‘coz Concurrency is Groovy!

Tutorial - GPars, making parallel systems Groovy and Java-friendly - Part 2

     

Asynchronous functions

Having seen collections being processed concurrently, we’ll now focus on functions. Groovy has pretty good support for functional programming; after all, being able to parallelize method and function invocations will surely come in handy. To stay close to the domain where Groovy is at home, I chose the problem of software project build orchestration for our next journey.

Note: When parallelizing build processes, which are typically more I/O bound than CPU bound, we’re obviously increasing the utilization of the disk and the network bandwidth and not so much the processor. It is not only the CPU, but also other resources the utilization of which can be improved with concurrent code. Obviously, the demonstrated principles could be applied exactly the same way to CPU-bound problems. 

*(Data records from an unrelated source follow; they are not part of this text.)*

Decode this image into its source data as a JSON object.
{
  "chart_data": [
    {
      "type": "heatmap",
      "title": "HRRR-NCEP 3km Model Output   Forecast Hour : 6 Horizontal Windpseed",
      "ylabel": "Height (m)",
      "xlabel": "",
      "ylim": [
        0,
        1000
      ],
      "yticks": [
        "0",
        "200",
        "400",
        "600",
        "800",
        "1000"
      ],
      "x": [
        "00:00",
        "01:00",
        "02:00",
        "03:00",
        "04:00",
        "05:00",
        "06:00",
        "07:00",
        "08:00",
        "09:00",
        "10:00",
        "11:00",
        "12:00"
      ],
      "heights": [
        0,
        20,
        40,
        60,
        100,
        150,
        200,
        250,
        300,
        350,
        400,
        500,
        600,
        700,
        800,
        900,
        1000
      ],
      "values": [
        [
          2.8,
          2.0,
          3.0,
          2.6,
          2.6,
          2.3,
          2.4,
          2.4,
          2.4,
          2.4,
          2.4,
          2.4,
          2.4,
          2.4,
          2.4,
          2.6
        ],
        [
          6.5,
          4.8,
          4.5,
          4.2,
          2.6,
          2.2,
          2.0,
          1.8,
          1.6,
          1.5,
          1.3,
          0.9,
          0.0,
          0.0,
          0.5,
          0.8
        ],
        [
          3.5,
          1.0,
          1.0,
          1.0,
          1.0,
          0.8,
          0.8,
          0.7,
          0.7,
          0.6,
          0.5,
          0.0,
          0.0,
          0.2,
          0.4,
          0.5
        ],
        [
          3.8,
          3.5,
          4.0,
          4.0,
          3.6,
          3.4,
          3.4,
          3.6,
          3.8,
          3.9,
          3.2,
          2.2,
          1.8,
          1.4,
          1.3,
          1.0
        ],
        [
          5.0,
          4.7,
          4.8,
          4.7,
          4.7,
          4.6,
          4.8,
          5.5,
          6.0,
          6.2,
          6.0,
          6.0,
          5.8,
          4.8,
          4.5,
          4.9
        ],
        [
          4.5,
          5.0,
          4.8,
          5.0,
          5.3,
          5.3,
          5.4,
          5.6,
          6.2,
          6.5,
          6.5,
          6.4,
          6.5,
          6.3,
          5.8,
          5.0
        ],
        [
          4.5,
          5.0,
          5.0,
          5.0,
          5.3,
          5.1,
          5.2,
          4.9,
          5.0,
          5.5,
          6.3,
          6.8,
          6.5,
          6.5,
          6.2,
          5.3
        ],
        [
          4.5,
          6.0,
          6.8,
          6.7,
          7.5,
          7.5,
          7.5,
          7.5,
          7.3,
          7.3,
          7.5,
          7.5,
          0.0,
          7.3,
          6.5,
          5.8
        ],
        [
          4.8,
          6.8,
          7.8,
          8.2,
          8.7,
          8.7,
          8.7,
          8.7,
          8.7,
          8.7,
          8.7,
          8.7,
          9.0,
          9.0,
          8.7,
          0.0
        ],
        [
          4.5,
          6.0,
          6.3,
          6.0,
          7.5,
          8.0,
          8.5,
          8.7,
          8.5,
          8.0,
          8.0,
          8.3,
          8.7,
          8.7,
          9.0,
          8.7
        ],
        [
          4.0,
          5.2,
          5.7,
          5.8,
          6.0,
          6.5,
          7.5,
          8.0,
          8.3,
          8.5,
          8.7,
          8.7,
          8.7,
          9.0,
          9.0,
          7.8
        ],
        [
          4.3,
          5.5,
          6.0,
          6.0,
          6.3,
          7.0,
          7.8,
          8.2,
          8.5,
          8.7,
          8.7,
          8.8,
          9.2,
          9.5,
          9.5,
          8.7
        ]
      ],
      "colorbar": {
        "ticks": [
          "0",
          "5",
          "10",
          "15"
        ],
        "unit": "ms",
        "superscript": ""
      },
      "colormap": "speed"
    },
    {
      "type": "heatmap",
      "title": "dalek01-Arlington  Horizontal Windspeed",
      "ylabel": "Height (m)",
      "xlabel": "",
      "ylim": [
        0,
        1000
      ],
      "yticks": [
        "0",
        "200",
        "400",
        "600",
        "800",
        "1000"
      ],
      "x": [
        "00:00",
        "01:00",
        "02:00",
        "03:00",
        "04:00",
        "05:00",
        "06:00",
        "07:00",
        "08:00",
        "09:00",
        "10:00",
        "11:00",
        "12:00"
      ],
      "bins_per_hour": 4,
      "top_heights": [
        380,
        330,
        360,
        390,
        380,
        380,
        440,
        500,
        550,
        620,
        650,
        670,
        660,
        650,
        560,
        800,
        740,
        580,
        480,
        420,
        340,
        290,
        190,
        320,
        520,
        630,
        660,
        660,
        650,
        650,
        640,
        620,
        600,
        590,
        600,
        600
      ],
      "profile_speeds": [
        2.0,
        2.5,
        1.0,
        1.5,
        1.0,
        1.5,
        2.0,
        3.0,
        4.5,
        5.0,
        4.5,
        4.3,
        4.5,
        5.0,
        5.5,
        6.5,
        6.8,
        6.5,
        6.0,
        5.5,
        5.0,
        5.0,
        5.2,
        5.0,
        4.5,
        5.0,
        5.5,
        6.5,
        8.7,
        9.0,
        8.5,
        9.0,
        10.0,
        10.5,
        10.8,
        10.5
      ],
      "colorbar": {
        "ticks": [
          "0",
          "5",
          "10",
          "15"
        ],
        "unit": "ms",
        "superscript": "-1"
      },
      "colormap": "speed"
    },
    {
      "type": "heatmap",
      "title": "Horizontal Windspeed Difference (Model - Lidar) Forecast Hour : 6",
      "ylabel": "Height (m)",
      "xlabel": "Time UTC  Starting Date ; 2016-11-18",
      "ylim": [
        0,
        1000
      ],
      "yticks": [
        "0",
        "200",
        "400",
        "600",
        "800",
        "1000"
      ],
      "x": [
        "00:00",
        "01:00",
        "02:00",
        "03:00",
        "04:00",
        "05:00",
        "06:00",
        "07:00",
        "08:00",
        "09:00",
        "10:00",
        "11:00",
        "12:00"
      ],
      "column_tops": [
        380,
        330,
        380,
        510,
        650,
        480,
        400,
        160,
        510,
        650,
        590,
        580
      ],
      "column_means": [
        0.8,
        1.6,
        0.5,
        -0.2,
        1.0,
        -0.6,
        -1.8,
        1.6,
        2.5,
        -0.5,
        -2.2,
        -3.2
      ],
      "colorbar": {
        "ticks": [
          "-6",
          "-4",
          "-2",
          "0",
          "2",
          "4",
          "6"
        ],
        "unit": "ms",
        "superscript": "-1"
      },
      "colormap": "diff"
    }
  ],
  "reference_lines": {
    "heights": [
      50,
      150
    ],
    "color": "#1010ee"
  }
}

Let’s assume for the demonstration that we have a set of functions, perhaps implemented as shell scripts, gradle tasks or GAnt methods, which can perform different parts of a build. The traditional build script could then look something like the one shown below:

Listing 1: A sequential version of the build script

println "Starting the build process."
def projectRoot = checkout('git@github.com:vaclav/GPars.git')
def classes = compileSources(projectRoot)
def api = generateAPIDoc(projectRoot)
def guide = generateUserDocumentation(projectRoot)
def result = deploy(packageProject(classes, api, guide))

Making it parallel

The task for us now is to safely parallelize the build as much as possible without excessive effort. You can probably see that compileSources(), generateAPIDoc(), and generateUserGuide() can safely run in parallel, since they have no mutual dependencies. They only need to wait for checkout() to finish before they start their work. The script, however, runs them serially.

I’m sure you can imagine much more complex build scenarios than this one. However, without a good abstraction, if our task is to run build tasks concurrently, even with such an artificially simplified build script we are in for quite some work (listing 2). Well, what do you think about this?

Listing 2: A concurrent version of the build script using asynchronous functions

withPool {
    /* We need asynchronous variants of all the individual build steps */
    def aCheckout = checkout.asyncFun()
    def aCompileSources = compileSources.asyncFun()
    def aGenerateAPIDoc = generateAPIDoc.asyncFun()
    def aGenerateUserDocumentation = generateUserDocumentation.asyncFun()
    def aPackageProject = packageProject.asyncFun()
    def aDeploy = deploy.asyncFun()

    /* Here's the composition of asynchronous build steps to form a process */
    Promise projectRoot = aCheckout('git@github.com:vaclav/GPars.git')
    Promise classes = aCompileSources(projectRoot)
    Promise api = aGenerateAPIDoc(projectRoot)
    Promise guide = aGenerateUserDocumentation(projectRoot)
    Promise result = aDeploy(aPackageProject(classes, api, guide))

    /* Now we're setup and can wait for the build to finish */
    println "Starting the build process. This line is quite likely to be printed first ..."
    println result.get()
}

 

The wiring stayed totally the same. We only turned our original functions into asynchronous ones through the asyncFun() method. Also, the whole block of code is now wrapped inside a GParsPool.withPool() block, so that the functions have some threads to use for their hard work.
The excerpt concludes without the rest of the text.